E' una dei landvaettir, gli antichi abitatori dell'Islanda qualcosa di simile al "piccolo popolo" della mitologia nordica, uno di quegli spiriti ostili e pericolosi che si dice furono i responsabile della tardiva colonizzazione umana dell'isola, disabitata fino all'XI secolo. La mitologia attribuisce alla Gryla molte delle misteriose sparizioni avvenute nel corso secoli all'Islanda.
Il culto di Gryla, l'ultimo dei landvaettir, torna in voga grazie a Colin Dunson che inizia a diffondere il culto di Asatru offrendo vittime allo spirito malvagio. Gryla rapisce la piccola Freya Jonnson, che tuttavia riesce a scamparla (Dampyr 33 e 34).

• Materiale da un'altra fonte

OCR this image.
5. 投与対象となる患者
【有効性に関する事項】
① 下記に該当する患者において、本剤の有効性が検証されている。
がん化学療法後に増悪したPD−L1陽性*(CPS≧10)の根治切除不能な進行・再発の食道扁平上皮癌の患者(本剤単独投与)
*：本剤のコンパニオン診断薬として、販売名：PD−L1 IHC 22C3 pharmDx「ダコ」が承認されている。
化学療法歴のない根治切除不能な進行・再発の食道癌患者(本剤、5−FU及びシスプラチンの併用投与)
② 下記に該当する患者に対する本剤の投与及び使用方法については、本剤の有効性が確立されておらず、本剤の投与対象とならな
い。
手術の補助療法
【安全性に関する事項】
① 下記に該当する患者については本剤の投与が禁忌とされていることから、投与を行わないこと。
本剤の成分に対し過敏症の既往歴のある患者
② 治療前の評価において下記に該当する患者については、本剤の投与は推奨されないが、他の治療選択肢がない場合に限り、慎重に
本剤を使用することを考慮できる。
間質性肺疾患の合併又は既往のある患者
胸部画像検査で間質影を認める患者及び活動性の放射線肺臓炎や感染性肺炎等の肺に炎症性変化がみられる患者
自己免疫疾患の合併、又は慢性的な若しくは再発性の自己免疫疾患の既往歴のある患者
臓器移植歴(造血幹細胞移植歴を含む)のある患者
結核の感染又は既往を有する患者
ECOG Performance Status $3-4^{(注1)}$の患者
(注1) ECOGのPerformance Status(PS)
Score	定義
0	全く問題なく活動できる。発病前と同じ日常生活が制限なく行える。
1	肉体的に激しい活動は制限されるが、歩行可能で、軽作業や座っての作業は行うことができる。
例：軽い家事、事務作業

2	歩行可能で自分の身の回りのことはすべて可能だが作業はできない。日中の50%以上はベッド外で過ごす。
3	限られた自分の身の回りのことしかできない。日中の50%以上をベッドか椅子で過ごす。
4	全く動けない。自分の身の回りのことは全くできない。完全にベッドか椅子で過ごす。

Durante i giorni dello Jól, Gryla riemerge dalle montagne islandesi per nutrirsi di nuove vittime. È lei a prendere il controllo della mente e del corpo del vicedirettore Kjaran Ragnarsson, trasformandolo nel suo strumento di morte. Attraverso di lui semina violenza nella scuola di Frodistar, replicando gli antichi orrori che, decenni prima, aveva già ispirato in quel luogo. Gudrun Finngadottir però si erge contro i suoi figli, i Jólasveinar, affrontandoli con il potere delle rune. Harlan e Aki Baldursson combattono le anime corrotte, liberando i corpi posseduti. Alla fine, anche la complice umana della troll, Finnboga, viene eliminata da Freya, che la uccide dopo averla accecata (Dampyr 273).